John Trapp Complete Commentary
Genesis 3:5
For God doth know that in the day ye eat thereof, then your eyes shall be opened, and ye shall be as gods, knowing good and evil.
Ver. 5. For God doth know, &c.] It should take care of itself because nothing is hidden with God. Id quod cum Deum non lateat, sibi cavet. a It is remarkable that the devil here charges God with envy, which is his own proper disease; for ever since he himself fell from heaven, he cannot abide that any should come there; but of pure spite hindereth them all that may be. Here he envied that God should be served by man, and that man should be gifted and graced by God. So that he points out, and paints out himself, in saying that God envied man the gift of wisdom. There is nothing more usual with the wicked, than to muse as they use, and to suppose that evil to be in others that they find to be in themselves. Caligula, b that impure beast, would not believe there was any chaste person upon earth. And, I dare say, said Bonner to Hawks, the martyr, that Cranmer would recant, if he might have his living - so, judging others by himself, for Papists apply themselves, said our protomartyr, Mr Rogers, to the present state; yea, if the state should change ten times in the year, they would ever be ready at hand to change with it, and so follow the cry, and rather utterly forsake God, and be of no religion, than that they would forego lust, or living, for God or religion. c
Then your eyes shall be opened.] There is an opening of the eyes of the mind to contemplation and joy. There is also an opening of the eyes of the body to confusion and shame. He promised them the former, but intends the latter, and so cheats them, as he doth thousands now-a-days, by the cogging of a die, as St Paul hath it εν τη κυβεια , Eph 4:14 giving them an apple in exchange for paradise. Thus of old he cheated Ahab and Croesus d with promises of victory; which, when it fell out otherwise, he had a hole to creep out, and save his credit by an equivocation. Thus of latter time he begiled Pope Sylvester II., assuring him that he should never die, till he came to say mass in Jerusalem; he, resolving never to come there, made no reckoning but to live a long time. But it fell out somewhat otherwise; for as he was saying mass in a certain church in Rome, called Jerusalem, fearing nothing, the devil claimed his due, and had it. For he was there and then taken with a strong fever, and lying on his deathbed, he sent for all his cardinals, and declaring before them what a wretched bargain he had made with the devil, selling his soul for the popedom, and deceived by him with promise of long life, he bitterly bewailed his own folly, and advised them to beware by his example. e And was not Leoline II., Prince of North Wales, as finely cheated? For, consulting with a witch, he was told that it was his destiny to ride through London with a crown on his head. Hereupon, he growing burthensome to the English Borders, was in a battle overthrown. His head fixed upon a stake, and adorned with a paper crown, was by a horseman triumphantly carried through London; and so the prophecy was fulfilled, A.D. 1282.

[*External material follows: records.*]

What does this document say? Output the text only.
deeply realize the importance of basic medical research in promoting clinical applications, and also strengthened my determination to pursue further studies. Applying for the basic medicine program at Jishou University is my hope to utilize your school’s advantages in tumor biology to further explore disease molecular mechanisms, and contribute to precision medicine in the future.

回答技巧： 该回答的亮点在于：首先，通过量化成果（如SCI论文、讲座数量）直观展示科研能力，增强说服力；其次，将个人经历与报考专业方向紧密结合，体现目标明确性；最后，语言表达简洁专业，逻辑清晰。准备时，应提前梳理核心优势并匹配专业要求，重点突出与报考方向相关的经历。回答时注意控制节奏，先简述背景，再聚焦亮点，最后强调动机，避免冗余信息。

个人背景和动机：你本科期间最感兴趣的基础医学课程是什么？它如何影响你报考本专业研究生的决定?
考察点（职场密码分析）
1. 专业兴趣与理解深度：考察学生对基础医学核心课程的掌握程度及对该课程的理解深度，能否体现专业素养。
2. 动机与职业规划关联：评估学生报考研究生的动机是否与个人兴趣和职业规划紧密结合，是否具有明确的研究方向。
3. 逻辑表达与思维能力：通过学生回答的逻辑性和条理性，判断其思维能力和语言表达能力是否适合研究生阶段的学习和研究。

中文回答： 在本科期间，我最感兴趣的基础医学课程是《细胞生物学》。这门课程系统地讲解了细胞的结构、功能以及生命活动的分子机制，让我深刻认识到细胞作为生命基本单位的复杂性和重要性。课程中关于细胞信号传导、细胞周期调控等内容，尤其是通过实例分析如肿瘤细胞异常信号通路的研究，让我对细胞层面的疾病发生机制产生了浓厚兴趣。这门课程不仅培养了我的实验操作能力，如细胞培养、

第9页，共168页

And ye shall be as gods.] The serpent's grammar first taught, saith Damianus, "to bring down God to much; you will be as gods." Deum pluraliter declinare; eritis sicut Dii. This the woman understood of the Trinity, as appears, Gen 3:22 but the devil might mean it of the angels (so the Chaldee Paraphrast translates it) which had sinned, and now had woeful experience of the good which they had lost, and the evil wherein they lay. "Lo, this only have I found," saith the wise man, "that God made man upright; but they have sought out many inventions". Ecc 7:29 Ipsi autem quaesiverunt cogitationes Magnatum (so some render it), sive angelorum; apostatarum scilicet. But they soon sought out the tricks or devices of great ones, that is, of the angels, who, not content with their own station, "forsook it". Jdg 1:6 So did our Protaplasts.
a Picherellus in Colmopaea .
b Dio in Calig.
c Act. et Mon., fol. 1441.
d Croesus Halyn penetrans magnam disperdet opum vim. - Herod.
e Funccius in Chronol. Intelligit se a diabolo, amphibolia vocis, circumventum animadvertit sibi moriendum esse, pensumq. Satanae reddendum, &c. - Heylin's Geog., p. 493.